Meu pai chegou a se operar para retirar a metástase da lombar, uma cirurgia
difícil, de recuperação dolorosa e pouco efeito prático, que apenas nos
proporcionou a sensação de que havíamos tentado tudo.
A última
vez que o vi vivo foi quando mostrei a ele as fotos da minha formatura.
Precisei segurar cada uma das imagens sobre a cama, ele já não podia movimentar
os braços. Meu pai, que havia chorado semanas antes ao ver o vídeo da
cerimônia, da qual eu tinha sido o orador, dessa vez sorriu orgulhoso.
A morte
do meu pai alterou a dinâmica com que eu havia encarado sua doença a vida toda.
Não havia mais motivo para fingir normalidade em relação a nada.

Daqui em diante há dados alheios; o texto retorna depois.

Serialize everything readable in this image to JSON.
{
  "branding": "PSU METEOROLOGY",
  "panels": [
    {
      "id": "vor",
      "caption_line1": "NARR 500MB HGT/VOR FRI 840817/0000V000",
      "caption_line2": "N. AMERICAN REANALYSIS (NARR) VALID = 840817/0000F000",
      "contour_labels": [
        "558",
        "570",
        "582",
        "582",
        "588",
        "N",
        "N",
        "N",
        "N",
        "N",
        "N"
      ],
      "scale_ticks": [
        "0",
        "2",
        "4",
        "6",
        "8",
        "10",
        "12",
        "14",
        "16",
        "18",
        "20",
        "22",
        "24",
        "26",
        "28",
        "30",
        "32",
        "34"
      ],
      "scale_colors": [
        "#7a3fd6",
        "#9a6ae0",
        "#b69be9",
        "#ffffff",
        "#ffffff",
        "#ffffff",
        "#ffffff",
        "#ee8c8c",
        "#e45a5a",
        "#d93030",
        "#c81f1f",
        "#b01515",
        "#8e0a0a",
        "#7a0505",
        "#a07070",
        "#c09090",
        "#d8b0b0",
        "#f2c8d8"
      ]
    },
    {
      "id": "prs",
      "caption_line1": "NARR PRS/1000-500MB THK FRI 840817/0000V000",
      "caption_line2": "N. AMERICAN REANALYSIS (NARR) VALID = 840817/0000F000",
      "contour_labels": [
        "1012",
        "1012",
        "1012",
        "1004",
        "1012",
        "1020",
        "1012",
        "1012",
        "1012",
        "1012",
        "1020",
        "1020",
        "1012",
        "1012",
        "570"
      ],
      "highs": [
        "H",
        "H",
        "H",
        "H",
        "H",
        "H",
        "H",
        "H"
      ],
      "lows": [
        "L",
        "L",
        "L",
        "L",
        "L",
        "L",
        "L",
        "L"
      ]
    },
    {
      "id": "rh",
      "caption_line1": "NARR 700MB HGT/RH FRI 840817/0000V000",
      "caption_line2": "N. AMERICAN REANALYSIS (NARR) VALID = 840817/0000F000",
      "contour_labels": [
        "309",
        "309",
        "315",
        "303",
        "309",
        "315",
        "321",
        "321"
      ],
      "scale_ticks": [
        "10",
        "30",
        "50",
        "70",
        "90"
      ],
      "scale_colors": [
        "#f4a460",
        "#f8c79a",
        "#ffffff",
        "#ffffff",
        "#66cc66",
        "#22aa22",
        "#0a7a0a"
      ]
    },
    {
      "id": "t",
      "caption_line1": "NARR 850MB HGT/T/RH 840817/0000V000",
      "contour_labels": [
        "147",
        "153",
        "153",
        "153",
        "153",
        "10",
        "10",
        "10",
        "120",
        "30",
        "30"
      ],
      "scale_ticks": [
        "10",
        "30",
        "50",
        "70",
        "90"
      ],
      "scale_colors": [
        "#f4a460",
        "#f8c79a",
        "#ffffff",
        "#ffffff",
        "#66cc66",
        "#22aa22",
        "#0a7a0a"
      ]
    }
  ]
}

Meu pai agora
estava morto, era uma lembrança, e lembranças podem até mexer em feridas
antigas, mas não criam novas. Comecei a encaixar meu pai na minha história de
vida, doente como ele de fato sempre havia sido e eu nunca tinha conseguido
aceitar. Passei a falar da doença dele com os amigos, a namorada, minha mãe,
meu irmão. Aos poucos substituí em meu passado o pai que ficava em casa
cuidando dos negócios da família pelo pai medicado com Haldol.
Eu tinha quase 20 anos quando disse pela primeira
vez a frase “Meu pai é esquizofrênico”. Até dois anos antes, ao ler a bula de
um dos medicamentos dele, não tinha certeza se o diagnóstico era mesmo esse.
Estava falando ao telefone com uma amiga, colega de faculdade, sobre o genérico
tópico “problemas da vida”, e anunciei que tinha algo para contar. Um segredo
que nunca havia revelado a ninguém. Na hora, minha voz travou. Antes de dizer,
precisei me livrar dos vinte anos de bloqueio e vomitar tudo que engoli a vida
inteira fingindo que a doença não existia. Quando as palavras finalmente
saíram, fiquei esperando a reação dela. Espanto, horror ou, pior, pena? Mas ela
reagiu com naturalidade. E eu entendi que meu maior drama era apenas um drama,
o meu, e não o mais pavoroso de todos.